In the case of ticks, we are seeing more of them in more places. Ticks are on the march, spreading to areas where historically they hadn’t been a problem. You might say they are investing in change. They hitch rides on migrating wildlife such as deer and they infiltrate the edges of urban sprawl when real estate developments clear away woodlands, leaving rodents, popular hosts for ticks, without predators.
Climate change may be a factor, too, although the patterns are different for different types of ticks. According to veterinary parasitologist Susan E. Little at Oklahoma State University, drought has driven the lone star tick population in Texas, Oklahoma and Kansas down, but the same conditions gave a dramatic boost to the brown dog tick population in those areas. "Same climate change," she says, but a "different effect on different species of ticks."
In some places, warming trends bringing milder winters have allowed ticks to move into new areas, including those at higher altitudes and latitudes. Even in Alaska, which historically didn’t have a tick problem, the bloodthirsty arachnids are making their presence known, thanks to the presence of dogs from the lower 48 and longer periods of greening in warmer months of the year.
And ticks are tough. They don’t die off in harsh winters but shelter cozily beneath snow cover or leaf litter. They might not be as active, but they are out in wintertime. "About 30 percent of human cases of Lyme disease are transmitted by ticks that are out between October and March," says Dr. Little.

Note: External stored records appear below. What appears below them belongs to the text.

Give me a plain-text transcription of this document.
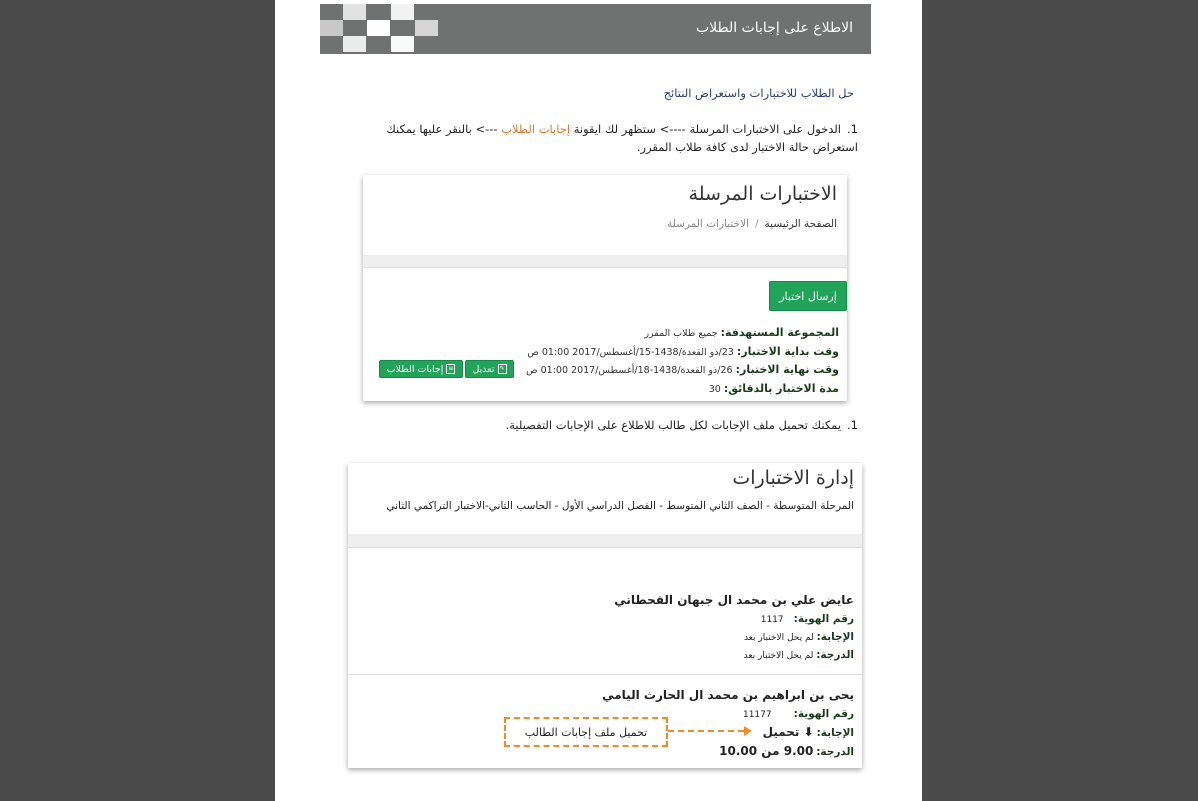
الاطلاع على إجابات الطلاب
حل الطلاب للاختبارات واستعراض النتائج
1.الدخول على الاختبارات المرسلة ----> ستظهر لك ايقونة إجابات الطلاب ---> بالنقر عليها يمكنك استعراض حالة الاختبار لدى كافة طلاب المقرر.
الاختبارات المرسلة
الصفحة الرئيسية/الاختبارات المرسلة
إرسال اختبار
المجموعة المستهدفة: جميع طلاب المقرر
وقت بداية الاختبار: 23/ذو القعدة/1438-15/أغسطس/2017 01:00 ص
وقت نهاية الاختبار: 26/ذو القعدة/1438-18/أغسطس/2017 01:00 ص
مدة الاختبار بالدقائق: 30
✎
تعديل
≡
إجابات الطلاب
1.يمكنك تحميل ملف الإجابات لكل طالب للاطلاع على الإجابات التفصيلية.
إدارة الاختبارات
المرحلة المتوسطة - الصف الثاني المتوسط - الفصل الدراسي الأول - الحاسب الثاني-الاختبار التراكمي الثاني
عايض علي بن محمد ال جبهان القحطاني
رقم الهوية:1117
الإجابة: لم يحل الاختبار بعد
الدرجة: لم يحل الاختبار بعد
يحى بن ابراهيم بن محمد ال الحارث اليامي
رقم الهوية:11177
الإجابة: ⬇ تحميل
الدرجة: 9.00 من 10.00
تحميل ملف إجابات الطالب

The tick’s super reproductive capacity is a factor, too. When conditions are just right for ticks — humid and mild — their reproductive abilities go into overdrive, increasing their populations dramatically. Depending on the species, says Dr. Little, "an adult female tick will produce between 4,000 and 15,000 eggs" at one time. Skipping preventive, she adds, can be catastrophic. "If you have an adult brown dog tick that's attached to a dog and the dog brings that into the house [and] the dog is not on tick control and [the tick] feeds and it's been fertilized and it drops off in the environment, she is going to lay several thousand eggs in the home.
"And then the eggs are going to hatch out several thousand larvae and you've got a home tick infestation just from the introduction of a single fertilized female tick."